Brian Eno worked with David Bowie on his Berlin Trilogy series of albums released in the seventies. The name reflects the fact that Bowie was living in West Berlin at the time that the albums were produced. The three albums are “Low“, “Heroes” and “Lodger“.
40. Idealist : UTOPIAN
The word Utopia was invented by Sir Thomas More for his book “Utopia” published in 1516, describing an idyllic, fictional island in the Atlantic Ocean. More’s use of the name Utopia comes from the Greek “ou” meaning “not” and “topos” meaning “place”. By calling his perfect island “Not Place”, More was making the point that he didn’t think that the ideal could actually exist.

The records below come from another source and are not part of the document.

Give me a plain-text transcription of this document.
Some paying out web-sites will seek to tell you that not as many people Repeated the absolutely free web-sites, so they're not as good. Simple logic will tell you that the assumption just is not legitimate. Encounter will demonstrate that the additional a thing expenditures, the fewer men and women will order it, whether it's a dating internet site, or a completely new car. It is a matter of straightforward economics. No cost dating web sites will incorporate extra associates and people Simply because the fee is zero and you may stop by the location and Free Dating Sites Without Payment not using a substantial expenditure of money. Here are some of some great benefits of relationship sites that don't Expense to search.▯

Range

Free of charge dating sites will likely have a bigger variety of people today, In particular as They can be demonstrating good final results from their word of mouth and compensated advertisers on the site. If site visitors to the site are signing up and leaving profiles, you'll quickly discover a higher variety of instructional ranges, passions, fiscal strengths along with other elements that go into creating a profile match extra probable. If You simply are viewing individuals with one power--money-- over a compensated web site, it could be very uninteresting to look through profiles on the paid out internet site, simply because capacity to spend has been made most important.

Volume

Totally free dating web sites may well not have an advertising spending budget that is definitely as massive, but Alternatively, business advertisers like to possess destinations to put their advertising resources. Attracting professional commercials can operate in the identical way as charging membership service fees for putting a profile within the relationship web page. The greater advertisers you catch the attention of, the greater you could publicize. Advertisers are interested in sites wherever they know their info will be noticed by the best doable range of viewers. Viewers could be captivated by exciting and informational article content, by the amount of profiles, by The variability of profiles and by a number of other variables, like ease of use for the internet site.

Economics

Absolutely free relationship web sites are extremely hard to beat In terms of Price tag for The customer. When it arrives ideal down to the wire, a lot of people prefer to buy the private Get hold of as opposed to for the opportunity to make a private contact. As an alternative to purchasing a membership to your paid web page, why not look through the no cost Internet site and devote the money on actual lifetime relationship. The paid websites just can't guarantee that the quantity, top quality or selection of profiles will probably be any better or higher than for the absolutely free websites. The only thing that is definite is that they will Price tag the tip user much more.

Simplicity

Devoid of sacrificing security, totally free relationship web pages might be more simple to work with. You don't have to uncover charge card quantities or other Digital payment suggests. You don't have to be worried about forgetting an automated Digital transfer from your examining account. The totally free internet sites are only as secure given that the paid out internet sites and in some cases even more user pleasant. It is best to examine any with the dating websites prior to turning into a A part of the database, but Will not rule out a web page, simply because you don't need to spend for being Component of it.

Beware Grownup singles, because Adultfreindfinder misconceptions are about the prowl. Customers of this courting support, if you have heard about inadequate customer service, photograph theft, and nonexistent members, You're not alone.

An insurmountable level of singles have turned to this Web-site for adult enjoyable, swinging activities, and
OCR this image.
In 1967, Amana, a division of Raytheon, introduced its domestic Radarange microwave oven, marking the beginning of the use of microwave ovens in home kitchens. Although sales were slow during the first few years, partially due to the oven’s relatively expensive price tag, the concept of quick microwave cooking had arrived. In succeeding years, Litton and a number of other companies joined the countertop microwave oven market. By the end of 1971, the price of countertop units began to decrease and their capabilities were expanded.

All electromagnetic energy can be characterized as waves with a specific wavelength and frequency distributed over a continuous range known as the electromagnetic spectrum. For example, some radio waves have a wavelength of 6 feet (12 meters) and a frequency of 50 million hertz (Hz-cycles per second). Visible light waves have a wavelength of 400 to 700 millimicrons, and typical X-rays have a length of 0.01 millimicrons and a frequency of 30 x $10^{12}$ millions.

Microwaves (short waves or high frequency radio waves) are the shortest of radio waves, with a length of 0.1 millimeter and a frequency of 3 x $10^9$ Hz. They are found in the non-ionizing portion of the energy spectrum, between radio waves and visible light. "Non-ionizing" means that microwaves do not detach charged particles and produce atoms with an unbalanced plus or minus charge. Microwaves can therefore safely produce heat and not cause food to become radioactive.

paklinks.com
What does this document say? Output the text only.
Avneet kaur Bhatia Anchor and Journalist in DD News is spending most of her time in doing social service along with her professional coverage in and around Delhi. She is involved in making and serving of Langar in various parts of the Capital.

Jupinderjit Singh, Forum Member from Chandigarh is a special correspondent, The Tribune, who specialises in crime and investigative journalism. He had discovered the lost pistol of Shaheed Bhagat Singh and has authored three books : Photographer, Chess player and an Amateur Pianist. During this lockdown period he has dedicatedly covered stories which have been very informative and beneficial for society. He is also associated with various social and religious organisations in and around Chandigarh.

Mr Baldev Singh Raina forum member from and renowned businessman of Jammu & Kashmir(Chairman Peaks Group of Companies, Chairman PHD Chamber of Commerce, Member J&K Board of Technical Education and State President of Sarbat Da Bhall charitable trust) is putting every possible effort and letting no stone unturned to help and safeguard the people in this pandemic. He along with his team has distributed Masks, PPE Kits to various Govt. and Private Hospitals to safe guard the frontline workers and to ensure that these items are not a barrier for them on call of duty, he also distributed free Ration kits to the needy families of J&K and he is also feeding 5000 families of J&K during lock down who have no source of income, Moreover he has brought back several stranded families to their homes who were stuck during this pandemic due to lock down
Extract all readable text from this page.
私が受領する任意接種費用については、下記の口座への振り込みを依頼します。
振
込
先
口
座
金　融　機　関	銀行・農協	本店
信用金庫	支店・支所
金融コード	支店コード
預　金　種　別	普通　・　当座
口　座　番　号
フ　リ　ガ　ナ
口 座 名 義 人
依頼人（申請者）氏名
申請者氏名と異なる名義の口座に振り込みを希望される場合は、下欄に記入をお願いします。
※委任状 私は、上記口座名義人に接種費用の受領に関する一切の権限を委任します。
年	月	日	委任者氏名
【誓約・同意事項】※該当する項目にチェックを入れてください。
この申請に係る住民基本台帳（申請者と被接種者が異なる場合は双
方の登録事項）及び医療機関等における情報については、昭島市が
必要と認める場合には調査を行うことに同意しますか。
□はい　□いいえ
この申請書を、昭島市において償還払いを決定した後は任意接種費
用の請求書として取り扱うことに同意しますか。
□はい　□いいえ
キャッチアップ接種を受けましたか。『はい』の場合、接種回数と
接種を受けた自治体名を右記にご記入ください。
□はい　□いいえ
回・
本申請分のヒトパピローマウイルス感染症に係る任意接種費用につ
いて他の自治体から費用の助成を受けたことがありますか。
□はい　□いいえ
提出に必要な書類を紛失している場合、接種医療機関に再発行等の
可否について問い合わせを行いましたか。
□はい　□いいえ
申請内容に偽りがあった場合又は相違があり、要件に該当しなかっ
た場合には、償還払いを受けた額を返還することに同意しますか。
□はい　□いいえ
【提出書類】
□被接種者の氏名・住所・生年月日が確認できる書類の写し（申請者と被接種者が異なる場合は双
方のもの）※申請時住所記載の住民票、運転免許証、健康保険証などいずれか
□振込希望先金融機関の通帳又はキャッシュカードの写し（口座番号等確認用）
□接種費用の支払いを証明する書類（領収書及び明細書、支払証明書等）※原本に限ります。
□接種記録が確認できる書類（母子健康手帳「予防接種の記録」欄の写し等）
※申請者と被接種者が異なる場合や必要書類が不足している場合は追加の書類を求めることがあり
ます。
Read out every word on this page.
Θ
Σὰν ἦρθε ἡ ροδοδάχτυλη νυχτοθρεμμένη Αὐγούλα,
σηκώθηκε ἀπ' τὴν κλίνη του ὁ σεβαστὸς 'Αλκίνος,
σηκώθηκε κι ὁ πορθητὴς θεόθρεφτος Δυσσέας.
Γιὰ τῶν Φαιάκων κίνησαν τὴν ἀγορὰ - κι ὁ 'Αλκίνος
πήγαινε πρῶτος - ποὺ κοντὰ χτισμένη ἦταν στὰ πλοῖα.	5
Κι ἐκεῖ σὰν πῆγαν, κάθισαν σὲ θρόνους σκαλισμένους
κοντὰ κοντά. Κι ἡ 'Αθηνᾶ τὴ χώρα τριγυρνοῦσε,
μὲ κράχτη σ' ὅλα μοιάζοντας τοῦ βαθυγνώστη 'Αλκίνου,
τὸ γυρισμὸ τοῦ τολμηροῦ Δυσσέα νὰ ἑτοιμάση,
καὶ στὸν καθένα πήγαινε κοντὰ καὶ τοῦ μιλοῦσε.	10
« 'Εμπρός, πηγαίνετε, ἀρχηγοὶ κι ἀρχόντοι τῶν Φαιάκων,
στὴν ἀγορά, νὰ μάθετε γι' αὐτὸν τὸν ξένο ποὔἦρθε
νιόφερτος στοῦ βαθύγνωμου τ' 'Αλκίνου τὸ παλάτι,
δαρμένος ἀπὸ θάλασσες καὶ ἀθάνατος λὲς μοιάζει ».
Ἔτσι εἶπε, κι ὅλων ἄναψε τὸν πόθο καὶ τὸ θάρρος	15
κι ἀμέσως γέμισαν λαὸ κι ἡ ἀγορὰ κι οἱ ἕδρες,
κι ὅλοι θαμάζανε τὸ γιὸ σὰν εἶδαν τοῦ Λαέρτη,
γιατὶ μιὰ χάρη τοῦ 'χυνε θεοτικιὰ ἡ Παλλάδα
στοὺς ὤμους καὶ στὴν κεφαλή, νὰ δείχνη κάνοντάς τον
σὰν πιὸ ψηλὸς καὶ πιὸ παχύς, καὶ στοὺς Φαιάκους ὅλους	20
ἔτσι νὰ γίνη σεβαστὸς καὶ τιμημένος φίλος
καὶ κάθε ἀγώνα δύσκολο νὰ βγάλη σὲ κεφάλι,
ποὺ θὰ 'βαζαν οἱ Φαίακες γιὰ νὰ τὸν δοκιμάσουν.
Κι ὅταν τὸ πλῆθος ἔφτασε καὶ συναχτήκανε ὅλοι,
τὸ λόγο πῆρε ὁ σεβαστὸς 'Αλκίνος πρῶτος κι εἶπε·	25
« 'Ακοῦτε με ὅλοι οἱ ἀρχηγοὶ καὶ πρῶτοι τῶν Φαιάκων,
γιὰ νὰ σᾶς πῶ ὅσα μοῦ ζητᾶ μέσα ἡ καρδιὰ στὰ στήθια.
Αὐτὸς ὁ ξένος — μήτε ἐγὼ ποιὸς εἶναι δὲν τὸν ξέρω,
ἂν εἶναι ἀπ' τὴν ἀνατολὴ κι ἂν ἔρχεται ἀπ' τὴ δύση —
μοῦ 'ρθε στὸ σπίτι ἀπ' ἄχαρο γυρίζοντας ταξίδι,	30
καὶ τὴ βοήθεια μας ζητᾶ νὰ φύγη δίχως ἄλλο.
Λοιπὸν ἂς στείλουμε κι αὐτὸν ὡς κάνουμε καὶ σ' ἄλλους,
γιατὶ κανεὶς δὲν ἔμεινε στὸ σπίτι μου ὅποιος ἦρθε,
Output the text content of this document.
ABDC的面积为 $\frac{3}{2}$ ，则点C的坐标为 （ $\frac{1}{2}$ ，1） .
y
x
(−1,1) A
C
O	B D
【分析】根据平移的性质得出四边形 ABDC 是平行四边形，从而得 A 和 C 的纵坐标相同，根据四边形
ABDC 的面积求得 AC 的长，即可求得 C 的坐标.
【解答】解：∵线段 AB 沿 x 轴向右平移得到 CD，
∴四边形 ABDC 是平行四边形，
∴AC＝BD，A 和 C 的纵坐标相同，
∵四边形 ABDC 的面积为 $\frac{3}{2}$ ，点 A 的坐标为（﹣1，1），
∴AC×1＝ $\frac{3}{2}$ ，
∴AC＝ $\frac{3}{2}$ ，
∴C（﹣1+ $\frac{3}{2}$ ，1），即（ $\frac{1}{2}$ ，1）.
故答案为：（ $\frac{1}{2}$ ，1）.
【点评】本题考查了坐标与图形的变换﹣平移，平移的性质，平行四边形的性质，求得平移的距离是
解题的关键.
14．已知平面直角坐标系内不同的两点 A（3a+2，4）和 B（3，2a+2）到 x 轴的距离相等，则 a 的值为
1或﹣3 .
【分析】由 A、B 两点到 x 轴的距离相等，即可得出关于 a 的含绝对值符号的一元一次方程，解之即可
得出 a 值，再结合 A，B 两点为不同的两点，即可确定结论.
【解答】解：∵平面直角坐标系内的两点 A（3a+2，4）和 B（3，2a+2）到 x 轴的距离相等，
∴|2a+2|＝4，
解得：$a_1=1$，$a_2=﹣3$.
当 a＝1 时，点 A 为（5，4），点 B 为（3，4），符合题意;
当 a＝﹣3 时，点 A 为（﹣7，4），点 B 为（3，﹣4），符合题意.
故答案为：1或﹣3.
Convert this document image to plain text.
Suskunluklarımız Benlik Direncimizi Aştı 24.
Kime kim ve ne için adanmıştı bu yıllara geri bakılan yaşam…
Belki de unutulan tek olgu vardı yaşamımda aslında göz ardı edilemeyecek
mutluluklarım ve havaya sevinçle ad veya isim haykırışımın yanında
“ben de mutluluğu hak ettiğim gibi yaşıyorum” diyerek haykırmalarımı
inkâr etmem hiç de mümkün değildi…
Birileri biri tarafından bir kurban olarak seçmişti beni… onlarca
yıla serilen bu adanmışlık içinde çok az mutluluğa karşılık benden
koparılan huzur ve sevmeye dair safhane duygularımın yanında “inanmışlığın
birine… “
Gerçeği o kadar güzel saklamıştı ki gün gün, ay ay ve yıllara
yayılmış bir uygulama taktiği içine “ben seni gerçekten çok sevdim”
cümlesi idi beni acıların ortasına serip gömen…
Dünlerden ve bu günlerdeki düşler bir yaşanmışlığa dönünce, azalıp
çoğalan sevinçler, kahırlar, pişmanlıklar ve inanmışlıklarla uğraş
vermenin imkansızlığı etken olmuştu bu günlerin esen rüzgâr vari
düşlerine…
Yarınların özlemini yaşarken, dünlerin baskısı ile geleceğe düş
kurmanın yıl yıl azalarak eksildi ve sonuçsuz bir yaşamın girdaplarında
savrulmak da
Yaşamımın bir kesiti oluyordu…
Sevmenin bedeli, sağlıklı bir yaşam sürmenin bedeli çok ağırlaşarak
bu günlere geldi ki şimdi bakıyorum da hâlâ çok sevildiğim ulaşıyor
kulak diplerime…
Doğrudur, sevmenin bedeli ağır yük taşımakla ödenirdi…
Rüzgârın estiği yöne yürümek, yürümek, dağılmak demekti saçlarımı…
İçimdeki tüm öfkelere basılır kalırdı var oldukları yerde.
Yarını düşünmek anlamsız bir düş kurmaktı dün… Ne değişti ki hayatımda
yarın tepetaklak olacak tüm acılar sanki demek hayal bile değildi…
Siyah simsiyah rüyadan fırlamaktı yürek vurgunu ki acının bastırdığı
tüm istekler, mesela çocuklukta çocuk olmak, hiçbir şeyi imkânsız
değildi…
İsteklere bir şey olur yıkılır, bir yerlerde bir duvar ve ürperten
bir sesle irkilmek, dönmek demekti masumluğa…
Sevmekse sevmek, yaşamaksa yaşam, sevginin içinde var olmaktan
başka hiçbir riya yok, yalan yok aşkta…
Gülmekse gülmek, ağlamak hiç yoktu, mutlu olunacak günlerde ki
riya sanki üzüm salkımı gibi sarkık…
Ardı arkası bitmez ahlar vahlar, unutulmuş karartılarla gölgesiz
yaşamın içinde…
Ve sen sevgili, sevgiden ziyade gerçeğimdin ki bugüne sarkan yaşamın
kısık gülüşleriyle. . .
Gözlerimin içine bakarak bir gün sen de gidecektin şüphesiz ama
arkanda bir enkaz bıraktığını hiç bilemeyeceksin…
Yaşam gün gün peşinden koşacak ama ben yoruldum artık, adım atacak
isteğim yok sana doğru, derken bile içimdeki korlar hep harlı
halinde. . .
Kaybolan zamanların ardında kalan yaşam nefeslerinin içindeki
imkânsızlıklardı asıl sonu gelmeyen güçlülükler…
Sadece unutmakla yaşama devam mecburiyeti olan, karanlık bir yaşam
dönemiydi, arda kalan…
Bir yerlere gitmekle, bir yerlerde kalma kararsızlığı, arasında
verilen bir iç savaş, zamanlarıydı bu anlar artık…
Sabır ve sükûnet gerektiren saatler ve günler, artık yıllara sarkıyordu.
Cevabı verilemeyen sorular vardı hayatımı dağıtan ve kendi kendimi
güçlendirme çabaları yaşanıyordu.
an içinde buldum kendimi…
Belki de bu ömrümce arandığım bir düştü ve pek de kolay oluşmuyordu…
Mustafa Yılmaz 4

41. Volcano in a national park : RAINIER
Mount Rainier is an active volcano in the state of Washington in the Cascade Mountain Range. Native Americans first called the peak “Tacoma” meaning “mother of waters”. When Captain George Vancouver discovered Puget Sound in 1792, he named the peak in honor of his friend, Rear Admiral Peter Rainier. There have been movements to change the name back to Tacoma, but these seem to have petered out (pun intended!).
42. Understanding : ENTENTE
Entente is a French word meaning “understanding”.
43. Fuddy-duddies : STODGES
A fuddy-duddy is an old-fashioned person, a stodge perhaps.
45. It’s big in Bordeaux : ENORME
“Enorme” is the French word for “big” or “enormous”.
51. Crescent moon feature : HORN
Either ends of a crescent moon are called the “horn”, for obvious reasons.
52. Scramble : OLIO
Olio is a term meaning a hodgepodge or a mixture, coming from the mixed stew of the same name. The stew, in turn, takes its name from the Spanish “olla”, the name of the clay pot used to make the stew.
53. With 62-Across, subject of “Beautiful Boy (Darling Boy)” : SEAN
62. See 53-Down : LENNON
“Beautiful Boy (Darling Boy)” is a John Lennon song, which was released on the 1980 album “Double Fantasy“, produced with Yoko Ono, the last album released before Lennon was murdered. The “beautiful boy” in the song is Sean, the only child that Lennon and Ono had together. The song contains the famous line “Life is what happens to you while you’re busy making other plans”.
55. Till compartment : TENS
What we usually call a cash register here, we mostly call a “till” in Ireland and the UK. I haven’t heard the word used much here.
57. Bit of pottery : OLLA
An olla is a ceramic jar, usually used for cooking stews.